Fly Boy

Tom Cruise soars as real-life drug-smuggling, gun-running aviator 

Film Title: American Made

American Made
Starring Tom Cruise, Domhnall Gleeson & Sarah Wright
Directed by Doug Liman
R

The sky… that smile… those sunglasses—Tom Cruise is flying again!

Three decades after playing swaggering Navy ace “Maverick” Mitchell in Top Gun, the actor once chosen as People magazine’s Sexiest Man Alive (1995) is back, climbing into the danger zone in this comedy-drama based on the real life of a former TWA pilot who became involved with a South American drug cartel in the 1980s.

Cruise’s character, Barry Seal, works as covert operative for the CIA, runs guns to fighters in Nicaragua, smuggles cocaine for the Mendellín Cartel, trains Contras in Arkansas and eventually ferries home so many bags, satchels and suitcases bulging with cash that he literally runs out of places to hide them.

Seal was a bit player in a much bigger governmental shell game of collusion, intervention and South American involvement, spanning eight years and two administrations, that eventually culminated in the Iran-Contra Scandal.

“Is all this legal?” he asks his cryptic CIA contact, who goes the name of Schafer (Domhnall Gleeson).

Film Title: American Made

Domhnall Gleeson

“If you’re doing it for the good guys,” Schafer tells him with a shrug. “Just don’t get caught.”

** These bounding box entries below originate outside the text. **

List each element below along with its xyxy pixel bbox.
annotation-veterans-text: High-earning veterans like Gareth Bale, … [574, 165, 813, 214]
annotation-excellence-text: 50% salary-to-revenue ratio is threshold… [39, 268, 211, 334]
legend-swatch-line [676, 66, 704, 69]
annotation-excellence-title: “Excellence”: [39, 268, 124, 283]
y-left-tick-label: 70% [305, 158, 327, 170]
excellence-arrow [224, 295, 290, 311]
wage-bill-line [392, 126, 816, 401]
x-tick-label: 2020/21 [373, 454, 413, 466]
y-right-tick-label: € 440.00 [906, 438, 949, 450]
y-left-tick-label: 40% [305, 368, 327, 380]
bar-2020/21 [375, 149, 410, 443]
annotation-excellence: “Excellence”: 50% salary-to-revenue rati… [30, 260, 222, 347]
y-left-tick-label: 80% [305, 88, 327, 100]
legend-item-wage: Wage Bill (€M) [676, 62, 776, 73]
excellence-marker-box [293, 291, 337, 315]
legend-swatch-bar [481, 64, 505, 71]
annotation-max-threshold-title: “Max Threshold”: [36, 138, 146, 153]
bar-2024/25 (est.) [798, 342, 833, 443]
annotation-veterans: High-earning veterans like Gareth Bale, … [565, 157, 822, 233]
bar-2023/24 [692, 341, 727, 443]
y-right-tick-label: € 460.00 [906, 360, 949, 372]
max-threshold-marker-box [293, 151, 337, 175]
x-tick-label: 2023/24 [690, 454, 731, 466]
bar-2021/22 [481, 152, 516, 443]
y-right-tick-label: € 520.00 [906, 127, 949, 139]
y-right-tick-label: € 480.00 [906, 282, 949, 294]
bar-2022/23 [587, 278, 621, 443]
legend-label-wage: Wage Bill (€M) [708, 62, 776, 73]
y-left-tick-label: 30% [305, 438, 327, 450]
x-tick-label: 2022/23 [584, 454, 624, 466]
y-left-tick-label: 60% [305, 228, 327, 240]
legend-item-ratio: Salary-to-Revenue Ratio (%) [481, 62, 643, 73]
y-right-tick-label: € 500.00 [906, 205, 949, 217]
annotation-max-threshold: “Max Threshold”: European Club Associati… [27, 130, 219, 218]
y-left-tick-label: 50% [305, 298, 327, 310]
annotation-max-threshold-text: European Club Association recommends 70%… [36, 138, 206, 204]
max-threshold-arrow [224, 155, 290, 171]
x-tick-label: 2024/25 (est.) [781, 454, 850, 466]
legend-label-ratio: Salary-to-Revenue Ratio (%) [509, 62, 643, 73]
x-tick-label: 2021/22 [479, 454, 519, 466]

It’s a wild and crazy tale, and Cruise is perfect for the role of Seal—brash, carefree, cocky, confident, “the youngest pilot in TWA history” when he’s plucked from the cramped cockpit of his commercial airliner and offered the opportunity to do something exciting, secretive, dangerous and potentially lucrative “for your country.”

Seal’s real-life saga isn’t necessary a funny one—he did, after all, create and maintain a major pipeline for cocaine into the United States and played a role in international political meddling that cost many lives. But American Made finds the dark humor in the absolute absurdity of his unique situation, as an individual who happened to be in the right place at the right time—and who embraced it for all it was worth.

As played by Cruise, Seal is like an impossibly handsome, incredibly lucky Forrest Gump, moving from scenario to scenario, intersecting with characters who’ll later show up in the news (Panamanin dictator Manual Noriega, U.S. Marine Lt. Col. Oliver North, Columbian drug lord Pablo Escobar). He juggles home life with his wife (Sarah Wright) and two young daughters with his increasingly frenzied governmental skullduggery and his own lucrative sideline smuggling operations.

And he gets filthy rich doing it—until his luck eventually runs out.

Film Title: American Made“Hot damn!” he says. “If this ain’t the greatest country in the world!”

Director Doug Liman, whose previous films include The Edge of Tomorrow—also starring Cruise—and The Bourne Identity, keeps things crisp, concise and crackling. He uses a mixture of techniques, including cartoon animation and narration by Seal (Cruise), to tie the sprawling pieces of the story together. And he pays attention to details that remind you this tale came from the 1970s and ’80s. Seals does business with high stacks of quarters from banks of pay phones. When a character purchases a new used car, it’s a dinky Gremlin X. Soundtrack tunes (The Allman Brothers’ One Way Out, Walter Murphy’s A Fifth of Beethoven, Linda Ronstadt’s Blue Bayou, George Harrison’s Wah Wah) help set the retro mood, and the movie’s color pallet recalls the super-saturated yellows, greens and blues of Kodachrome.

Jesse Plemons plays a small-town sheriff who gets a whiff of Seals and his operation, but his part seems either underwritten, or greatly reduced in editing—to squeeze into the movie’s crammed second half, when several new characters are introduced. As Seals’ wife, Wright is given little to do, which matches the skimpy wardrobe (negligee and cut-off shorty-short jeans) she’s given to wear. If the film’s trying to make any kind of statement—about governmental collusion and corruption, amoral scoundrels on both sides of the border, greed or whatever—it doesn’t really leave that impression.

But Cruise sure does—a movie star soaring high and back in his element in this feverishly upbeat film frolic about a footnote figure in a shady chapter of American history.